At the king’s command, Eadric had been sent to inspect the shipbuilding taking place at London. The waterfront and dock area was awash with noise and a sea of men, busy about their business, purposeful in their every movement. Northman felt out of place beside Eadric, who was doing his very best to show off his total ignorance at all things ship related. Northman realised that he knew far more about the process than Eadric for all that he’d not been on a ship since he’d been a small boy.
The ship builder trying to oversee the building of the fifty ships that had been ordered was quickly losing his patience with the officious ealdorman and Eadric was too blind to see it. Not for the first time, Northman wondered how the man, who was so often quick witted when dealing with those he didn’t like, could be so slow and bumbling in situations that he should have been able to control and dominate. There was no point in denying that by the end of the week, news of Ealdorman Eadric’s complete ignorance would be known around the entire shipyard and probably far further afield as well. Northman wondered why he’d not researched how the men would build the ships before coming here. He knew his father would have done so.
Beside Eadric, his brother, Brihtric, was transfixed by what he
was seeing. Ever since the Witan at Enham he’d been keen to see the ships being constructed and to know who would be commanding them. Northman found it unfair that Brihtric was apparently angling for a ship’s command, even though he was completely unsuitable for it, while he was offered nothing. Neither his father or Eadric had asked if he’d like to be trained as a shipman and he felt deeply annoyed at their oversight.
He sighed deeply, and Olaf leant over to nudge him.
“Keep your temper under wraps. I don’t think he’s forgiven you yet for the incident with the dog.”
Northman jumped at the nudge and sighed at the reminder. Eadric and his hound didn’t get on, and sometimes Northman felt as though Eadric went out of his way to ensure that the hound was tempted to snarl or snap at him. For no one else did the dog show even the smallest bit of temper. Eadric was his sole source of strife and Eadric knew it and exploited it as a means of infuriating Northman.
The latest incident had occurred when they’d been out hunting, and the hound had unwittingly caused Eadric to miss a large deer, simply by being in the wrong place at the wrong time. Days later Eadric was still to be heard decrying his lack of venison that evening and his mood was black whenever Northman was brought to his attention.

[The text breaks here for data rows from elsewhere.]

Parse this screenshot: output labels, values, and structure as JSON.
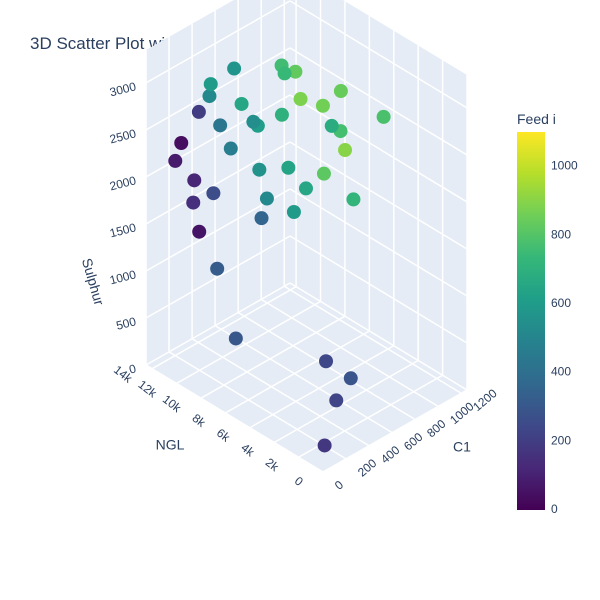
{
  "chart_data": {
    "type": "scatter",
    "title": "3D Scatter Plot with Feed i as Color",
    "x_axis": {
      "label": "C1",
      "ticks": [
        0,
        200,
        400,
        600,
        800,
        1000,
        1200
      ],
      "tick_labels": [
        "0",
        "200",
        "400",
        "600",
        "800",
        "1000",
        "1200"
      ],
      "range": [
        0,
        1250
      ]
    },
    "y_axis": {
      "label": "NGL",
      "ticks": [
        0,
        2000,
        4000,
        6000,
        8000,
        10000,
        12000,
        14000
      ],
      "tick_labels": [
        "0",
        "2k",
        "4k",
        "6k",
        "8k",
        "10k",
        "12k",
        "14k"
      ],
      "range": [
        0,
        14500
      ]
    },
    "z_axis": {
      "label": "Sulphur",
      "ticks": [
        0,
        500,
        1000,
        1500,
        2000,
        2500,
        3000
      ],
      "tick_labels": [
        "0",
        "500",
        "1000",
        "1500",
        "2000",
        "2500",
        "3000"
      ],
      "range": [
        0,
        3350
      ]
    },
    "color_axis": {
      "label": "Feed i",
      "ticks": [
        0,
        200,
        400,
        600,
        800,
        1000
      ],
      "tick_labels": [
        "0",
        "200",
        "400",
        "600",
        "800",
        "1000"
      ],
      "range": [
        0,
        1100
      ],
      "colorscale": "Viridis"
    },
    "grid": true,
    "points": [
      {
        "x": 120,
        "y": 1000,
        "z": 120,
        "c": 180
      },
      {
        "x": 380,
        "y": 2500,
        "z": 300,
        "c": 230
      },
      {
        "x": 400,
        "y": 1500,
        "z": 600,
        "c": 290
      },
      {
        "x": 250,
        "y": 9500,
        "z": 500,
        "c": 300
      },
      {
        "x": 450,
        "y": 4000,
        "z": 550,
        "c": 240
      },
      {
        "x": 300,
        "y": 11500,
        "z": 1050,
        "c": 320
      },
      {
        "x": 420,
        "y": 9000,
        "z": 1700,
        "c": 360
      },
      {
        "x": 700,
        "y": 8000,
        "z": 1900,
        "c": 650
      },
      {
        "x": 520,
        "y": 9500,
        "z": 1800,
        "c": 520
      },
      {
        "x": 950,
        "y": 4000,
        "z": 2800,
        "c": 780
      },
      {
        "x": 500,
        "y": 12000,
        "z": 3000,
        "c": 570
      },
      {
        "x": 820,
        "y": 10000,
        "z": 2900,
        "c": 830
      },
      {
        "x": 650,
        "y": 9500,
        "z": 2600,
        "c": 700
      },
      {
        "x": 600,
        "y": 11000,
        "z": 2400,
        "c": 610
      },
      {
        "x": 200,
        "y": 13500,
        "z": 2300,
        "c": 40
      },
      {
        "x": 180,
        "y": 13800,
        "z": 2100,
        "c": 80
      },
      {
        "x": 260,
        "y": 13000,
        "z": 1900,
        "c": 120
      },
      {
        "x": 230,
        "y": 12800,
        "z": 1700,
        "c": 150
      },
      {
        "x": 300,
        "y": 13000,
        "z": 2600,
        "c": 200
      },
      {
        "x": 750,
        "y": 7000,
        "z": 2100,
        "c": 820
      },
      {
        "x": 880,
        "y": 6500,
        "z": 2300,
        "c": 900
      },
      {
        "x": 900,
        "y": 8500,
        "z": 2600,
        "c": 860
      },
      {
        "x": 1000,
        "y": 8000,
        "z": 2300,
        "c": 770
      },
      {
        "x": 560,
        "y": 10500,
        "z": 2000,
        "c": 560
      },
      {
        "x": 480,
        "y": 11200,
        "z": 2700,
        "c": 650
      },
      {
        "x": 350,
        "y": 12500,
        "z": 2900,
        "c": 600
      },
      {
        "x": 620,
        "y": 9000,
        "z": 3100,
        "c": 740
      },
      {
        "x": 780,
        "y": 9200,
        "z": 2700,
        "c": 880
      },
      {
        "x": 450,
        "y": 11800,
        "z": 2200,
        "c": 470
      },
      {
        "x": 680,
        "y": 8800,
        "z": 1600,
        "c": 600
      },
      {
        "x": 900,
        "y": 6000,
        "z": 1800,
        "c": 720
      },
      {
        "x": 860,
        "y": 7400,
        "z": 2500,
        "c": 680
      },
      {
        "x": 540,
        "y": 10800,
        "z": 2500,
        "c": 540
      },
      {
        "x": 400,
        "y": 12200,
        "z": 2450,
        "c": 430
      },
      {
        "x": 320,
        "y": 12000,
        "z": 1800,
        "c": 260
      },
      {
        "x": 700,
        "y": 10000,
        "z": 3050,
        "c": 760
      },
      {
        "x": 950,
        "y": 7500,
        "z": 2800,
        "c": 840
      },
      {
        "x": 600,
        "y": 8500,
        "z": 2150,
        "c": 640
      },
      {
        "x": 360,
        "y": 12700,
        "z": 2750,
        "c": 520
      },
      {
        "x": 250,
        "y": 12500,
        "z": 1400,
        "c": 60
      }
    ]
  }
}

He’d been surprised when Eadric had commanded that he join him on this journey. He’d fully expected to be left at his home, keeping his wife and new child company. And Eadric’s grumpy father. He was pleased that he hadn’t been, or at least he had been. Now he wasn’t too sure. Better to have stayed home than witness this.

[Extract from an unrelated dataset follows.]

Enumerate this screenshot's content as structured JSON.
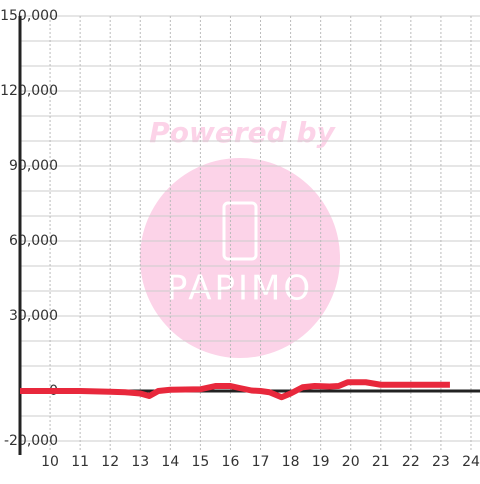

The master ship builder was from the lands of the Five Boroughs, a proud man and evidently well skilled in managing his people, and building ships. A massive stockpile of beautiful Mercian Oaks was piled on the dry land, and everywhere Northman looked men were preparing the wood for the ships. The sound of axes on wood echoed encouragingly in the small space. Some men sang as they worked, others muttered to themselves and yet more laughed and joked above the carcases of the ships they were constructing.